The world watched in the aftermath of the attacks as a nation came together to grieve the loss of innocent lives and heal the wound of a nation senselessly attacked. NATO enacted Article 5—a collective defense agreement that considers an attack against one member as an attack against all members—for the first, and only, time in history after the attacks on Sept. 11, 2001. Unity, both internationally and domestically, in peace time and war time, has served us well. Let us remember how nations can come together in defense of and support of one another so that we all may live happier, more peaceful lives.

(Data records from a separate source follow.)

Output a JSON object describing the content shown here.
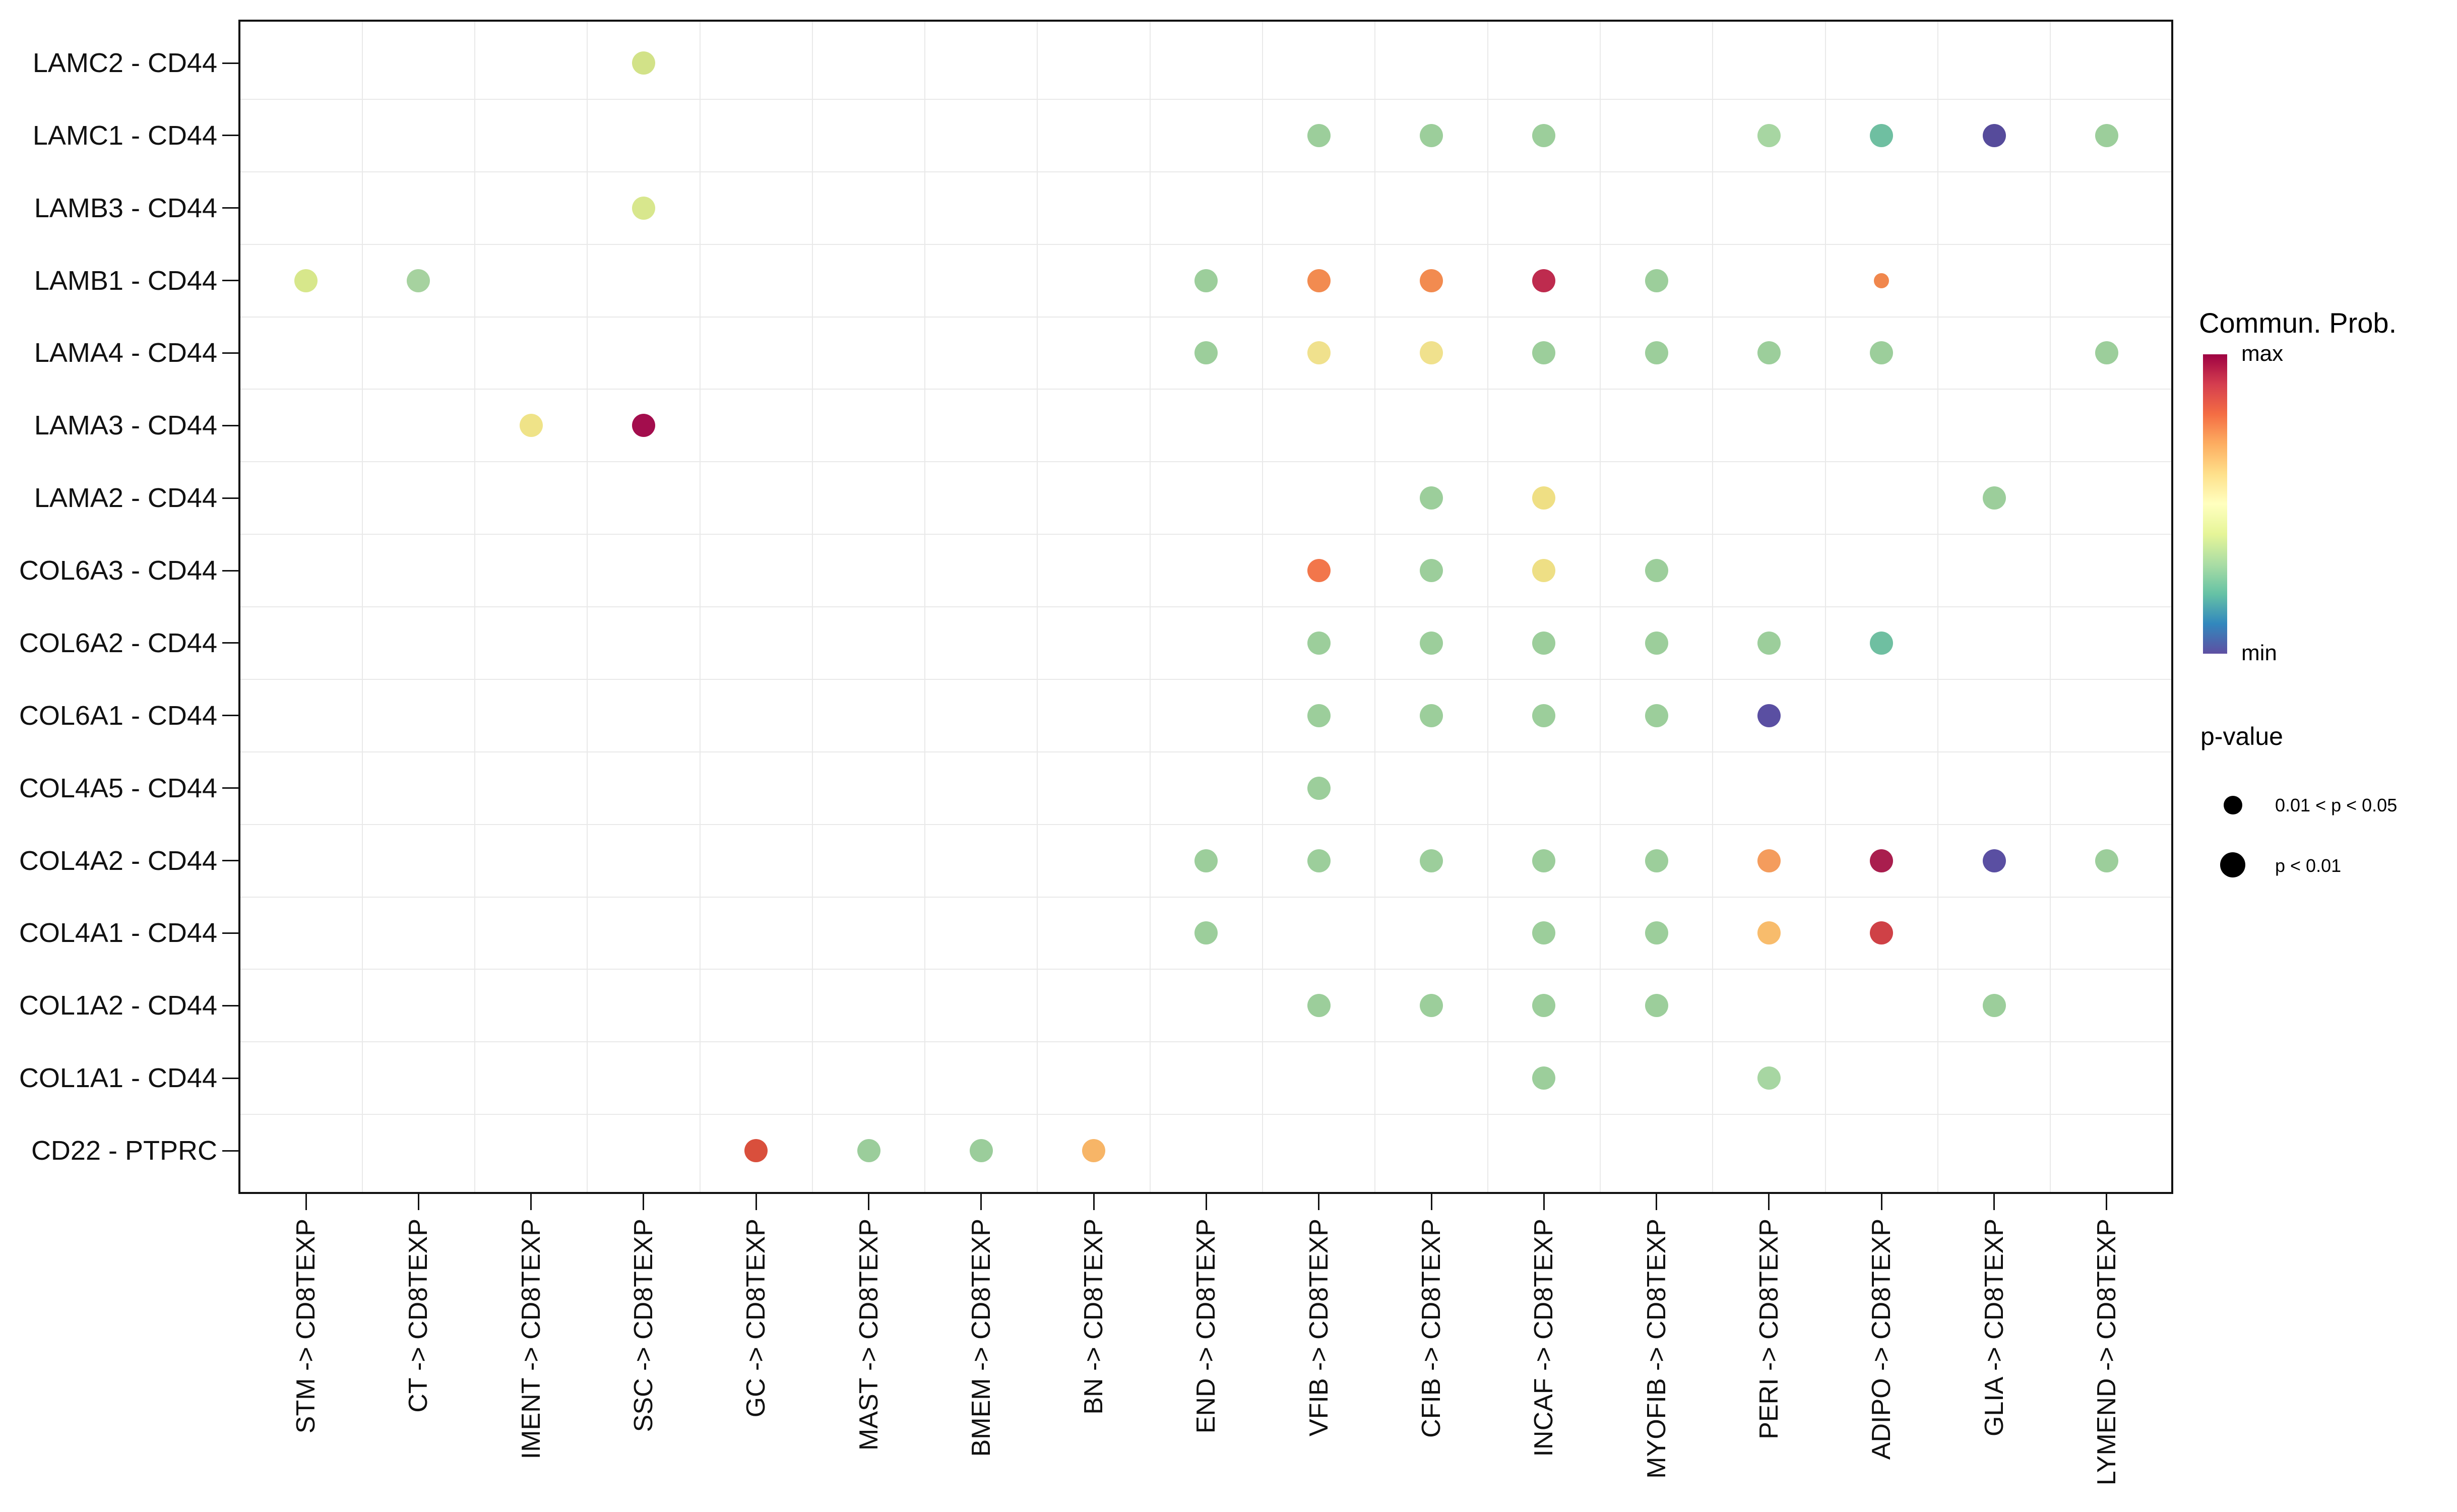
{
  "chart_data": {
    "type": "dotplot",
    "x_categories": [
      "STM -> CD8TEXP",
      "CT -> CD8TEXP",
      "IMENT -> CD8TEXP",
      "SSC -> CD8TEXP",
      "GC -> CD8TEXP",
      "MAST -> CD8TEXP",
      "BMEM -> CD8TEXP",
      "BN -> CD8TEXP",
      "END -> CD8TEXP",
      "VFIB -> CD8TEXP",
      "CFIB -> CD8TEXP",
      "INCAF -> CD8TEXP",
      "MYOFIB -> CD8TEXP",
      "PERI -> CD8TEXP",
      "ADIPO -> CD8TEXP",
      "GLIA -> CD8TEXP",
      "LYMEND -> CD8TEXP"
    ],
    "y_categories": [
      "LAMC2 - CD44",
      "LAMC1 - CD44",
      "LAMB3 - CD44",
      "LAMB1 - CD44",
      "LAMA4 - CD44",
      "LAMA3 - CD44",
      "LAMA2 - CD44",
      "COL6A3 - CD44",
      "COL6A2 - CD44",
      "COL6A1 - CD44",
      "COL4A5 - CD44",
      "COL4A2 - CD44",
      "COL4A1 - CD44",
      "COL1A2 - CD44",
      "COL1A1 - CD44",
      "CD22 - PTPRC"
    ],
    "points": [
      {
        "y": "LAMC2 - CD44",
        "x": "SSC -> CD8TEXP",
        "color": "#D2E288",
        "p": "p < 0.01"
      },
      {
        "y": "LAMC1 - CD44",
        "x": "VFIB -> CD8TEXP",
        "color": "#9CCE9B",
        "p": "p < 0.01"
      },
      {
        "y": "LAMC1 - CD44",
        "x": "CFIB -> CD8TEXP",
        "color": "#9CCE9B",
        "p": "p < 0.01"
      },
      {
        "y": "LAMC1 - CD44",
        "x": "INCAF -> CD8TEXP",
        "color": "#9CCE9B",
        "p": "p < 0.01"
      },
      {
        "y": "LAMC1 - CD44",
        "x": "PERI -> CD8TEXP",
        "color": "#A7D6A2",
        "p": "p < 0.01"
      },
      {
        "y": "LAMC1 - CD44",
        "x": "ADIPO -> CD8TEXP",
        "color": "#6FBFA1",
        "p": "p < 0.01"
      },
      {
        "y": "LAMC1 - CD44",
        "x": "GLIA -> CD8TEXP",
        "color": "#564B9B",
        "p": "p < 0.01"
      },
      {
        "y": "LAMC1 - CD44",
        "x": "LYMEND -> CD8TEXP",
        "color": "#9CCE9B",
        "p": "p < 0.01"
      },
      {
        "y": "LAMB3 - CD44",
        "x": "SSC -> CD8TEXP",
        "color": "#D8E78D",
        "p": "p < 0.01"
      },
      {
        "y": "LAMB1 - CD44",
        "x": "STM -> CD8TEXP",
        "color": "#D7E78B",
        "p": "p < 0.01"
      },
      {
        "y": "LAMB1 - CD44",
        "x": "CT -> CD8TEXP",
        "color": "#A6D29F",
        "p": "p < 0.01"
      },
      {
        "y": "LAMB1 - CD44",
        "x": "END -> CD8TEXP",
        "color": "#9CCE9B",
        "p": "p < 0.01"
      },
      {
        "y": "LAMB1 - CD44",
        "x": "VFIB -> CD8TEXP",
        "color": "#F28B50",
        "p": "p < 0.01"
      },
      {
        "y": "LAMB1 - CD44",
        "x": "CFIB -> CD8TEXP",
        "color": "#F28B50",
        "p": "p < 0.01"
      },
      {
        "y": "LAMB1 - CD44",
        "x": "INCAF -> CD8TEXP",
        "color": "#BE2B4E",
        "p": "p < 0.01"
      },
      {
        "y": "LAMB1 - CD44",
        "x": "MYOFIB -> CD8TEXP",
        "color": "#9CCE9B",
        "p": "p < 0.01"
      },
      {
        "y": "LAMB1 - CD44",
        "x": "ADIPO -> CD8TEXP",
        "color": "#F0874D",
        "p": "0.01 < p < 0.05"
      },
      {
        "y": "LAMA4 - CD44",
        "x": "END -> CD8TEXP",
        "color": "#9CCE9B",
        "p": "p < 0.01"
      },
      {
        "y": "LAMA4 - CD44",
        "x": "VFIB -> CD8TEXP",
        "color": "#F0E18D",
        "p": "p < 0.01"
      },
      {
        "y": "LAMA4 - CD44",
        "x": "CFIB -> CD8TEXP",
        "color": "#F0E18D",
        "p": "p < 0.01"
      },
      {
        "y": "LAMA4 - CD44",
        "x": "INCAF -> CD8TEXP",
        "color": "#9CCE9B",
        "p": "p < 0.01"
      },
      {
        "y": "LAMA4 - CD44",
        "x": "MYOFIB -> CD8TEXP",
        "color": "#9CCE9B",
        "p": "p < 0.01"
      },
      {
        "y": "LAMA4 - CD44",
        "x": "PERI -> CD8TEXP",
        "color": "#9CCE9B",
        "p": "p < 0.01"
      },
      {
        "y": "LAMA4 - CD44",
        "x": "ADIPO -> CD8TEXP",
        "color": "#9CCE9B",
        "p": "p < 0.01"
      },
      {
        "y": "LAMA4 - CD44",
        "x": "LYMEND -> CD8TEXP",
        "color": "#9CCE9B",
        "p": "p < 0.01"
      },
      {
        "y": "LAMA3 - CD44",
        "x": "IMENT -> CD8TEXP",
        "color": "#EFE388",
        "p": "p < 0.01"
      },
      {
        "y": "LAMA3 - CD44",
        "x": "SSC -> CD8TEXP",
        "color": "#A30D4D",
        "p": "p < 0.01"
      },
      {
        "y": "LAMA2 - CD44",
        "x": "CFIB -> CD8TEXP",
        "color": "#9CCE9B",
        "p": "p < 0.01"
      },
      {
        "y": "LAMA2 - CD44",
        "x": "INCAF -> CD8TEXP",
        "color": "#EFDF84",
        "p": "p < 0.01"
      },
      {
        "y": "LAMA2 - CD44",
        "x": "GLIA -> CD8TEXP",
        "color": "#9CCE9B",
        "p": "p < 0.01"
      },
      {
        "y": "COL6A3 - CD44",
        "x": "VFIB -> CD8TEXP",
        "color": "#F2764B",
        "p": "p < 0.01"
      },
      {
        "y": "COL6A3 - CD44",
        "x": "CFIB -> CD8TEXP",
        "color": "#9CCE9B",
        "p": "p < 0.01"
      },
      {
        "y": "COL6A3 - CD44",
        "x": "INCAF -> CD8TEXP",
        "color": "#EEDF85",
        "p": "p < 0.01"
      },
      {
        "y": "COL6A3 - CD44",
        "x": "MYOFIB -> CD8TEXP",
        "color": "#9CCE9B",
        "p": "p < 0.01"
      },
      {
        "y": "COL6A2 - CD44",
        "x": "VFIB -> CD8TEXP",
        "color": "#9CCE9B",
        "p": "p < 0.01"
      },
      {
        "y": "COL6A2 - CD44",
        "x": "CFIB -> CD8TEXP",
        "color": "#9CCE9B",
        "p": "p < 0.01"
      },
      {
        "y": "COL6A2 - CD44",
        "x": "INCAF -> CD8TEXP",
        "color": "#9CCE9B",
        "p": "p < 0.01"
      },
      {
        "y": "COL6A2 - CD44",
        "x": "MYOFIB -> CD8TEXP",
        "color": "#9CCE9B",
        "p": "p < 0.01"
      },
      {
        "y": "COL6A2 - CD44",
        "x": "PERI -> CD8TEXP",
        "color": "#9CCE9B",
        "p": "p < 0.01"
      },
      {
        "y": "COL6A2 - CD44",
        "x": "ADIPO -> CD8TEXP",
        "color": "#6FBFA1",
        "p": "p < 0.01"
      },
      {
        "y": "COL6A1 - CD44",
        "x": "VFIB -> CD8TEXP",
        "color": "#9CCE9B",
        "p": "p < 0.01"
      },
      {
        "y": "COL6A1 - CD44",
        "x": "CFIB -> CD8TEXP",
        "color": "#9CCE9B",
        "p": "p < 0.01"
      },
      {
        "y": "COL6A1 - CD44",
        "x": "INCAF -> CD8TEXP",
        "color": "#9CCE9B",
        "p": "p < 0.01"
      },
      {
        "y": "COL6A1 - CD44",
        "x": "MYOFIB -> CD8TEXP",
        "color": "#9CCE9B",
        "p": "p < 0.01"
      },
      {
        "y": "COL6A1 - CD44",
        "x": "PERI -> CD8TEXP",
        "color": "#5A4FA2",
        "p": "p < 0.01"
      },
      {
        "y": "COL4A5 - CD44",
        "x": "VFIB -> CD8TEXP",
        "color": "#9CCE9B",
        "p": "p < 0.01"
      },
      {
        "y": "COL4A2 - CD44",
        "x": "END -> CD8TEXP",
        "color": "#9CCE9B",
        "p": "p < 0.01"
      },
      {
        "y": "COL4A2 - CD44",
        "x": "VFIB -> CD8TEXP",
        "color": "#9CCE9B",
        "p": "p < 0.01"
      },
      {
        "y": "COL4A2 - CD44",
        "x": "CFIB -> CD8TEXP",
        "color": "#9CCE9B",
        "p": "p < 0.01"
      },
      {
        "y": "COL4A2 - CD44",
        "x": "INCAF -> CD8TEXP",
        "color": "#9CCE9B",
        "p": "p < 0.01"
      },
      {
        "y": "COL4A2 - CD44",
        "x": "MYOFIB -> CD8TEXP",
        "color": "#9CCE9B",
        "p": "p < 0.01"
      },
      {
        "y": "COL4A2 - CD44",
        "x": "PERI -> CD8TEXP",
        "color": "#F49C5D",
        "p": "p < 0.01"
      },
      {
        "y": "COL4A2 - CD44",
        "x": "ADIPO -> CD8TEXP",
        "color": "#A91E4E",
        "p": "p < 0.01"
      },
      {
        "y": "COL4A2 - CD44",
        "x": "GLIA -> CD8TEXP",
        "color": "#5A4FA2",
        "p": "p < 0.01"
      },
      {
        "y": "COL4A2 - CD44",
        "x": "LYMEND -> CD8TEXP",
        "color": "#9CCE9B",
        "p": "p < 0.01"
      },
      {
        "y": "COL4A1 - CD44",
        "x": "END -> CD8TEXP",
        "color": "#9CCE9B",
        "p": "p < 0.01"
      },
      {
        "y": "COL4A1 - CD44",
        "x": "INCAF -> CD8TEXP",
        "color": "#9CCE9B",
        "p": "p < 0.01"
      },
      {
        "y": "COL4A1 - CD44",
        "x": "MYOFIB -> CD8TEXP",
        "color": "#9CCE9B",
        "p": "p < 0.01"
      },
      {
        "y": "COL4A1 - CD44",
        "x": "PERI -> CD8TEXP",
        "color": "#F8BC6C",
        "p": "p < 0.01"
      },
      {
        "y": "COL4A1 - CD44",
        "x": "ADIPO -> CD8TEXP",
        "color": "#CF4146",
        "p": "p < 0.01"
      },
      {
        "y": "COL1A2 - CD44",
        "x": "VFIB -> CD8TEXP",
        "color": "#9CCE9B",
        "p": "p < 0.01"
      },
      {
        "y": "COL1A2 - CD44",
        "x": "CFIB -> CD8TEXP",
        "color": "#9CCE9B",
        "p": "p < 0.01"
      },
      {
        "y": "COL1A2 - CD44",
        "x": "INCAF -> CD8TEXP",
        "color": "#9CCE9B",
        "p": "p < 0.01"
      },
      {
        "y": "COL1A2 - CD44",
        "x": "MYOFIB -> CD8TEXP",
        "color": "#9CCE9B",
        "p": "p < 0.01"
      },
      {
        "y": "COL1A2 - CD44",
        "x": "GLIA -> CD8TEXP",
        "color": "#9CCE9B",
        "p": "p < 0.01"
      },
      {
        "y": "COL1A1 - CD44",
        "x": "INCAF -> CD8TEXP",
        "color": "#9CCE9B",
        "p": "p < 0.01"
      },
      {
        "y": "COL1A1 - CD44",
        "x": "PERI -> CD8TEXP",
        "color": "#A7D6A2",
        "p": "p < 0.01"
      },
      {
        "y": "CD22 - PTPRC",
        "x": "GC -> CD8TEXP",
        "color": "#D94F3C",
        "p": "p < 0.01"
      },
      {
        "y": "CD22 - PTPRC",
        "x": "MAST -> CD8TEXP",
        "color": "#9BCD9B",
        "p": "p < 0.01"
      },
      {
        "y": "CD22 - PTPRC",
        "x": "BMEM -> CD8TEXP",
        "color": "#9BCD9B",
        "p": "p < 0.01"
      },
      {
        "y": "CD22 - PTPRC",
        "x": "BN -> CD8TEXP",
        "color": "#F7B567",
        "p": "p < 0.01"
      }
    ],
    "color_legend": {
      "title": "Commun. Prob.",
      "max_label": "max",
      "min_label": "min",
      "gradient_top_to_bottom": [
        "#9E0142",
        "#D53E4F",
        "#F46D43",
        "#FDAE61",
        "#FEE08B",
        "#FFFFBF",
        "#E6F598",
        "#ABDDA4",
        "#66C2A5",
        "#3288BD",
        "#5E4FA2"
      ]
    },
    "size_legend": {
      "title": "p-value",
      "items": [
        {
          "label": "0.01 < p < 0.05",
          "size": "small"
        },
        {
          "label": "p < 0.01",
          "size": "large"
        }
      ]
    },
    "layout_hints": {
      "grid": true,
      "legend_position": "right",
      "x_labels_rotated_degrees": 90
    }
  }
}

“The only thing we have to fear is fear itself.” Wise words from Franklin D. Roosevelt’s first inaugural address still ring true today. Terrorism succeeds only if we let it change our daily lives for the worse and give up our freedoms and liberties. It is unlikely that there will be a drastic decline in terrorist incidences in the near future. However, it remains vital that we respond globally with words and actions of solidarity. This means on social media and also through better information sharing among allies. Our solidarity must be multifaceted, both symbolic and tangible, if we are to one day live in a more peaceful world.

Take some time today to reflect on how the world has changed since Sept. 11, 2001. Remember those who sacrificed their lives that day, and in all of the days that have followed, fighting terrorism and senseless violence. 

Editor’s note: previously the article said students were born “three years” before the attacks. It has been corrected to “two years”.